Maybe we learned something about Alvarez Saturday.
Maybe he learned something about himself.
"I looked around," Alvarez said of his first moment on the mound at Yankee Stadium. "I looked all over the stadium. I thought, "Thank God. Thank God, it's great to be here again.' I've been given another chance."
The story's moral is not in the time he spent on the mound. For, in those 4 1/3 innings, he looked much like you would expect of a 32-year-old who had not thrown a meaningful pitch since he was 29. In other words, his command was shaky and his stamina short.
No, the real lesson was in the journey to the mound. The months of rehabilitation. The days of pain. The hours of doubt.
There has been a locker with his name above it in the home clubhouse at Tropicana Field the past two seasons, but it has not been a place of comfort. Whenever he put on a uniform, Alvarez had the sensation of being an impostor.
There were times he thought his career was over and doctors did not exactly fall over themselves to convince him he was wrong.
This was a pitcher with a severe shoulder injury and a reputation for hiding when confronted with adversity.
He certainly could have walked away. Or simply went through the motions. Alvarez had 10 years of big-league service and the honor of having more victories than any pitcher to have come out of Venezuela.
Then there is the question of money. Alvarez has plenty of it, including $35-million once belonging to the Rays.
He could have walked away.
"I still think I owe this team a lot," Alvarez said. "The only way to pay them back is to go out there and do my job."
There is little about Alvarez to suggest he is an accomplished athlete. His body is soft and his manner softer still. He is generous with his money -- once donating $1-million to a school in Sarasota -- and gracious with his time.
His is a gentle soul, and perhaps that helps to explain the reputation he has carried throughout his career.
They say Alvarez did not have a fire in his belly. That he never cared enough to accomplish all that was once envisioned for him.
All of these years, they have wondered what it would take to bring out the very best in Alvarez. Maybe, it took the realization of the very worst.
"I know how hard he worked for this. I know how much it means to him," said his wife Daihanna, who flew to New York and sat alone with a blanket wrapped around her legs in the cold of Yankee Stadium.
"We didn't know if he would ever get back to the major leagues. So, for us, this is a gift from God. I don't care how he does. That doesn't matter. All that matters to me is seeing him out there. Because I know what it took for him to get back."
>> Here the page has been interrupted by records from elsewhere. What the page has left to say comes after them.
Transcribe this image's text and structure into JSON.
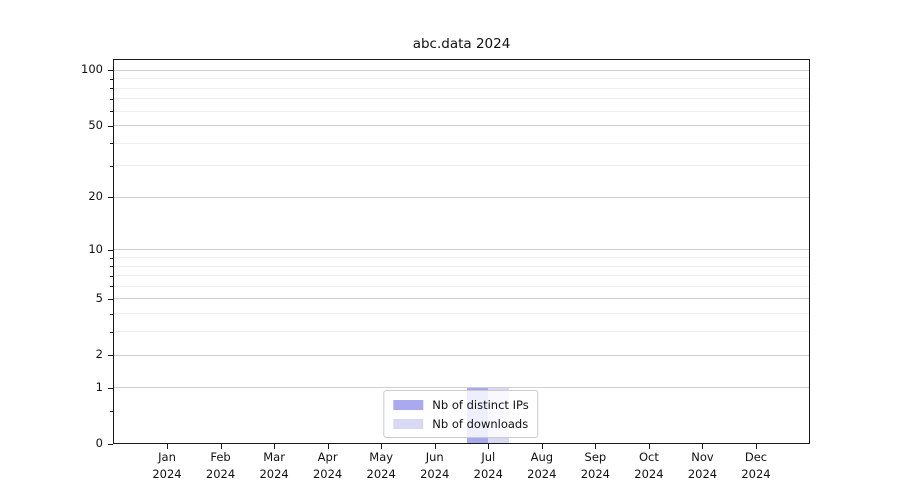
{
  "figure": {
    "title": "abc.data 2024"
  },
  "chart_data": {
    "type": "bar",
    "title": "abc.data 2024",
    "categories": [
      "Jan",
      "Feb",
      "Mar",
      "Apr",
      "May",
      "Jun",
      "Jul",
      "Aug",
      "Sep",
      "Oct",
      "Nov",
      "Dec"
    ],
    "category_year": "2024",
    "series": [
      {
        "name": "Nb of distinct IPs",
        "color": "#a9a9ef",
        "values": [
          0,
          0,
          0,
          0,
          0,
          0,
          1,
          0,
          0,
          0,
          0,
          0
        ]
      },
      {
        "name": "Nb of downloads",
        "color": "#d9d9f6",
        "values": [
          0,
          0,
          0,
          0,
          0,
          0,
          1,
          0,
          0,
          0,
          0,
          0
        ]
      }
    ],
    "xlabel": "",
    "ylabel": "",
    "yscale": "log1p",
    "ylim": [
      0,
      115
    ],
    "y_major_ticks": [
      0,
      1,
      2,
      5,
      10,
      20,
      50,
      100
    ],
    "y_minor_ticks": [
      0.5,
      3,
      4,
      6,
      7,
      8,
      9,
      30,
      40,
      60,
      70,
      80,
      90
    ],
    "grid": "horizontal-major-and-minor",
    "legend_position": "lower-center",
    "colors": {
      "grid_major": "#cfcfcf",
      "grid_minor": "#ededed",
      "spine": "#1a1a1a",
      "text": "#111111"
    }
  }
}
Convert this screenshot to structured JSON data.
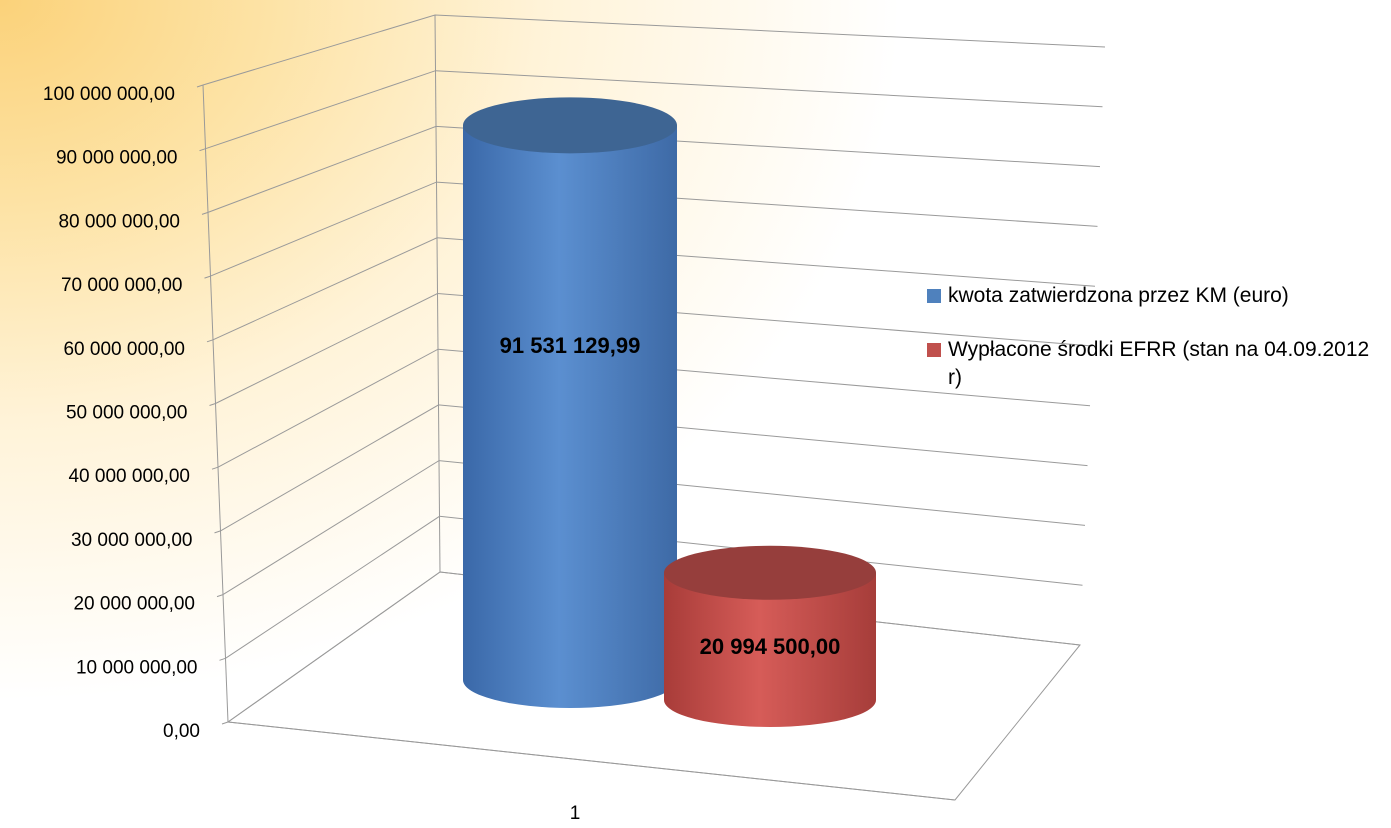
{
  "chart_data": {
    "type": "bar3d",
    "categories": [
      "1"
    ],
    "series": [
      {
        "name": "kwota zatwierdzona przez KM (euro)",
        "color": "#4f81bd",
        "values": [
          91531129.99
        ],
        "value_labels": [
          "91 531 129,99"
        ]
      },
      {
        "name": "Wypłacone środki EFRR (stan na 04.09.2012 r)",
        "color": "#c0504d",
        "values": [
          20994500
        ],
        "value_labels": [
          "20 994 500,00"
        ]
      }
    ],
    "ylim": [
      0,
      100000000
    ],
    "yticks": [
      {
        "value": 0,
        "label": "0,00"
      },
      {
        "value": 10000000,
        "label": "10 000 000,00"
      },
      {
        "value": 20000000,
        "label": "20 000 000,00"
      },
      {
        "value": 30000000,
        "label": "30 000 000,00"
      },
      {
        "value": 40000000,
        "label": "40 000 000,00"
      },
      {
        "value": 50000000,
        "label": "50 000 000,00"
      },
      {
        "value": 60000000,
        "label": "60 000 000,00"
      },
      {
        "value": 70000000,
        "label": "70 000 000,00"
      },
      {
        "value": 80000000,
        "label": "80 000 000,00"
      },
      {
        "value": 90000000,
        "label": "90 000 000,00"
      },
      {
        "value": 100000000,
        "label": "100 000 000,00"
      }
    ],
    "grid": true,
    "legend": "right"
  }
}
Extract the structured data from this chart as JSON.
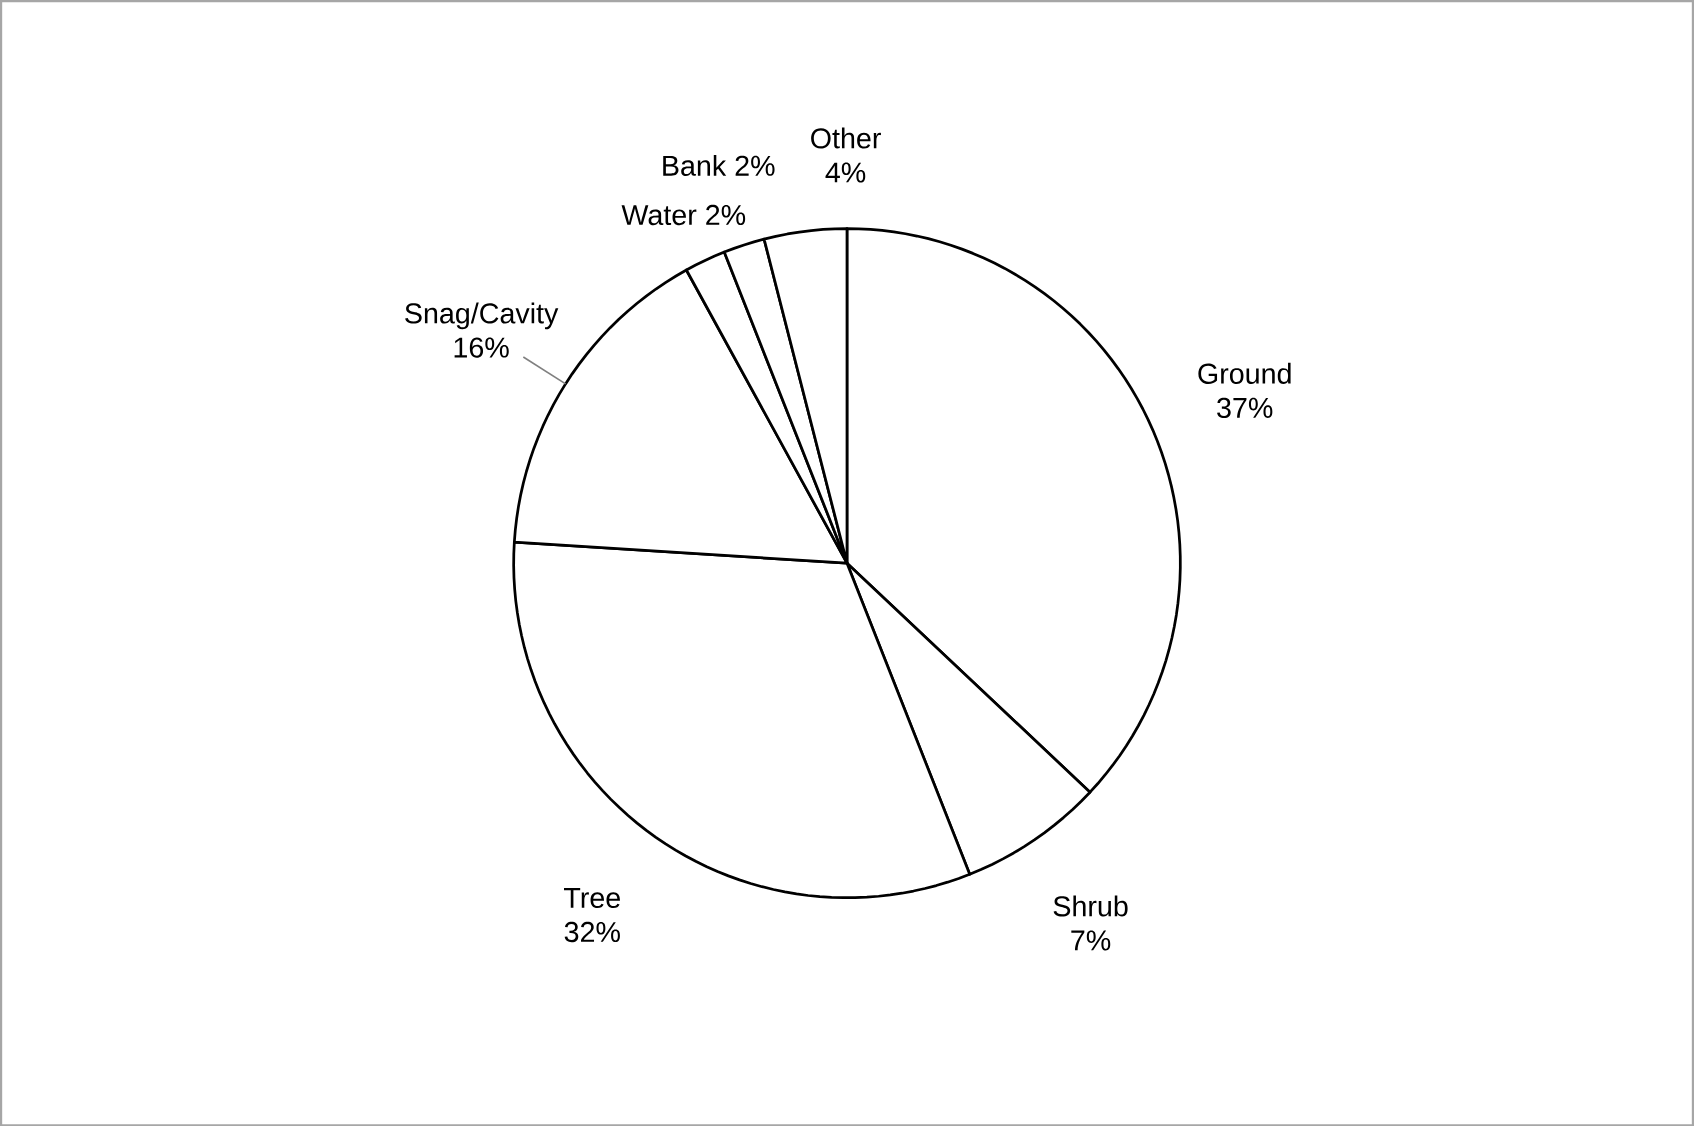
{
  "chart_data": {
    "type": "pie",
    "categories": [
      "Ground",
      "Shrub",
      "Tree",
      "Snag/Cavity",
      "Water",
      "Bank",
      "Other"
    ],
    "values": [
      37,
      7,
      32,
      16,
      2,
      2,
      4
    ],
    "value_labels": [
      "37%",
      "7%",
      "32%",
      "16%",
      "2%",
      "2%",
      "4%"
    ],
    "colors": [
      "#ffffff",
      "#ffffff",
      "#ffffff",
      "#ffffff",
      "#ffffff",
      "#ffffff",
      "#ffffff"
    ]
  }
}
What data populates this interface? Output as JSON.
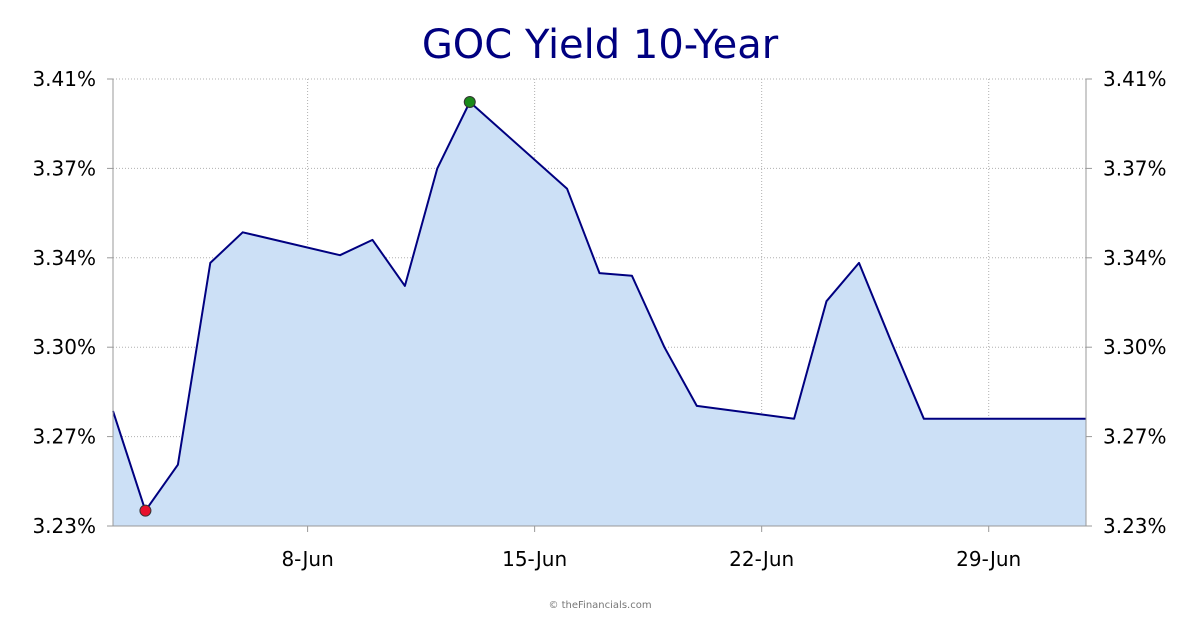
{
  "chart_data": {
    "type": "area",
    "title": "GOC Yield 10-Year",
    "xlabel": "",
    "ylabel": "",
    "x_tick_labels": [
      {
        "day": 8,
        "label": "8-Jun"
      },
      {
        "day": 15,
        "label": "15-Jun"
      },
      {
        "day": 22,
        "label": "22-Jun"
      },
      {
        "day": 29,
        "label": "29-Jun"
      }
    ],
    "y_ticks": [
      {
        "value": 3.23,
        "label": "3.23%"
      },
      {
        "value": 3.265,
        "label": "3.27%"
      },
      {
        "value": 3.3,
        "label": "3.30%"
      },
      {
        "value": 3.335,
        "label": "3.34%"
      },
      {
        "value": 3.37,
        "label": "3.37%"
      },
      {
        "value": 3.405,
        "label": "3.41%"
      }
    ],
    "xlim": [
      2,
      32
    ],
    "ylim": [
      3.23,
      3.405
    ],
    "grid": true,
    "y_axis_both_sides": true,
    "line_color": "#000080",
    "fill_color": "#cce0f6",
    "min_marker_color": "#e8112d",
    "max_marker_color": "#1a8a1a",
    "series": [
      {
        "x": [
          2,
          3,
          4,
          5,
          6,
          9,
          10,
          11,
          12,
          13,
          16,
          17,
          18,
          19,
          20,
          23,
          24,
          25,
          26,
          27,
          28,
          29,
          30,
          31,
          32
        ],
        "values": [
          3.275,
          3.236,
          3.254,
          3.333,
          3.345,
          3.336,
          3.342,
          3.324,
          3.37,
          3.396,
          3.362,
          3.329,
          3.328,
          3.3,
          3.277,
          3.272,
          3.318,
          3.333,
          3.302,
          3.272,
          3.272,
          3.272,
          3.272,
          3.272,
          3.272
        ]
      }
    ],
    "min_point": {
      "x": 3,
      "value": 3.236
    },
    "max_point": {
      "x": 13,
      "value": 3.396
    }
  },
  "footer": {
    "credit": "© theFinancials.com"
  }
}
They stayed in their hotel room the night before Alvarez's return. They ordered room service and watched television. They called home to Bradenton and talked to their three daughters. Around midnight, they turned out the lights.
And not once did they bring up baseball.
"I knew it was on his mind," Daihanna said. "I didn't want to bother him by asking about it."
What he has contemplated a lot in recent weeks is how close he came to losing his career. And he has reflected on his days as a phenom who pitched a no-hitter in his second major-league appearance with the White Sox.
"I've fallen in love with the game even more now. I have more respect for the game now," Alvarez said. "The older guys when I was in Chicago would say, "Enjoy this while you can. Because when you're gone, you're gone. And you're going to miss all this stuff.'
"Over these last two years, now I know what that means."
For the record, his performance Saturday was serviceable. He fell behind in the count too many times and, by the end, his delivery was falling apart.
But, if you watched closely, there was a moment to remember.
It arrived early and passed quickly. The first batter Alvarez faced was second baseman Alfonso Soriano, who lifted a fly ball to rightfield. When the ball settled in Ben Grieve's glove, Alvarez pumped his fist.
Who knows exactly what the gesture meant to Alvarez. Perhaps it was triumph. Perhaps it was relief. Maybe even vindication.
Whatever it meant, it came from the heart.